REST API: Automatically populate targetHints for the Allow header.

The REST API uses the "Allow" header to communicate what methods a user is authorized to perform on a resource. This works great when operating on a single item route, but can break down when needing to determine authorization over a collection of items. This commit uses the "targetHints" property of JSON Hyper Schema to provide access to the "allow" header for "self" links. This alleviates needing to make a separate network request for each item in a collection. Props mamaduka, noisysocks, peterwilsoncc, spacedmonkey, swissspidy, timothyblynjacobs, tyxla, youknowriad.
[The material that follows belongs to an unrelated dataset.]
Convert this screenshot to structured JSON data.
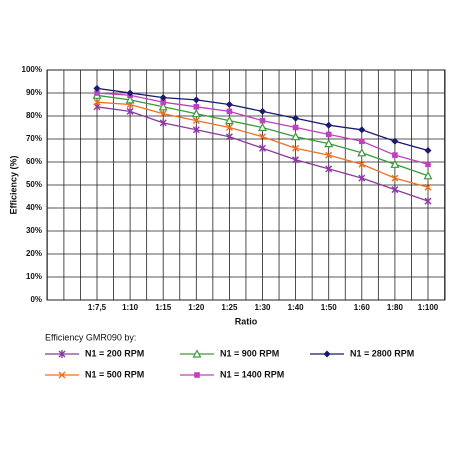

Fixes #61739. Built from https://develop.svn.wordpress.org/trunk@59032 git-svn-id: http://core.svn.wordpress.org/trunk@58428 1a063a9b-81f0-0310-95a4-ce76da25c4cd
2024-11-10 21:00:59 +01:00 · 2024-09-17 21:52:20 +00:00 · 2024-09-17 21:52:20 +00:00 · b4acb10706
commit b4acb10706
parent 757729e878
2 changed files with 64 additions and 2 deletions
--- a/wp-includes/rest-api/class-wp-rest-server.php
+++ b/wp-includes/rest-api/class-wp-rest-server.php
@ -636,13 +636,75 @@ class WP_REST_Server {
 			foreach ( $items as $item ) {
 				$attributes         = $item['attributes'];
 				$attributes['href'] = $item['href'];
-				$data[ $rel ][]     = $attributes;
+
+				if ( 'self' !== $rel ) {
+					$data[ $rel ][] = $attributes;
+					continue;
+				}
+
+				$target_hints = self::get_target_hints_for_link( $attributes );
+				if ( $target_hints ) {
+					$attributes['targetHints'] = $target_hints;
+				}
+
+				$data[ $rel ][] = $attributes;
 			}
 		}

 		return $data;
 	}

+	/**
+	 * Gets the target links for a REST API Link.
+	 *
+	 * @since 6.7.0
+	 *
+	 * @param array $link
+	 *
+	 * @return array|null
+	 */
+	protected static function get_target_hints_for_link( $link ) {
+		// Prefer targetHints that were specifically designated by the developer.
+		if ( isset( $link['targetHints']['allow'] ) ) {
+			return null;
+		}
+
+		$request = WP_REST_Request::from_url( $link['href'] );
+		if ( ! $request ) {
+			return null;
+		}
+
+		$server = rest_get_server();
+		$match  = $server->match_request_to_handler( $request );
+
+		if ( is_wp_error( $match ) ) {
+			return null;
+		}
+
+		if ( is_wp_error( $request->has_valid_params() ) ) {
+			return null;
+		}
+
+		if ( is_wp_error( $request->sanitize_params() ) ) {
+			return null;
+		}
+
+		$target_hints = array();
+
+		$response = new WP_REST_Response();
+		$response->set_matched_route( $match[0] );
+		$response->set_matched_handler( $match[1] );
+		$headers = rest_send_allow_header( $response, $server, $request )->get_headers();
+
+		foreach ( $headers as $name => $value ) {
+			$name = WP_REST_Request::canonicalize_header_name( $name );
+
+			$target_hints[ $name ] = array_map( 'trim', explode( ',', $value ) );
+		}
+
+		return $target_hints;
+	}
+
 	/**
 	 * Retrieves the CURIEs (compact URIs) used for relations.
 	 *
--- a/wp-includes/version.php
+++ b/wp-includes/version.php
@ -16,7 +16,7 @@
 *
 * @global string $wp_version
 */
-$wp_version = '6.7-alpha-59031';
+$wp_version = '6.7-alpha-59032';

 /**
 * Holds the WordPress DB revision, increments when changes are made to the WordPress DB schema.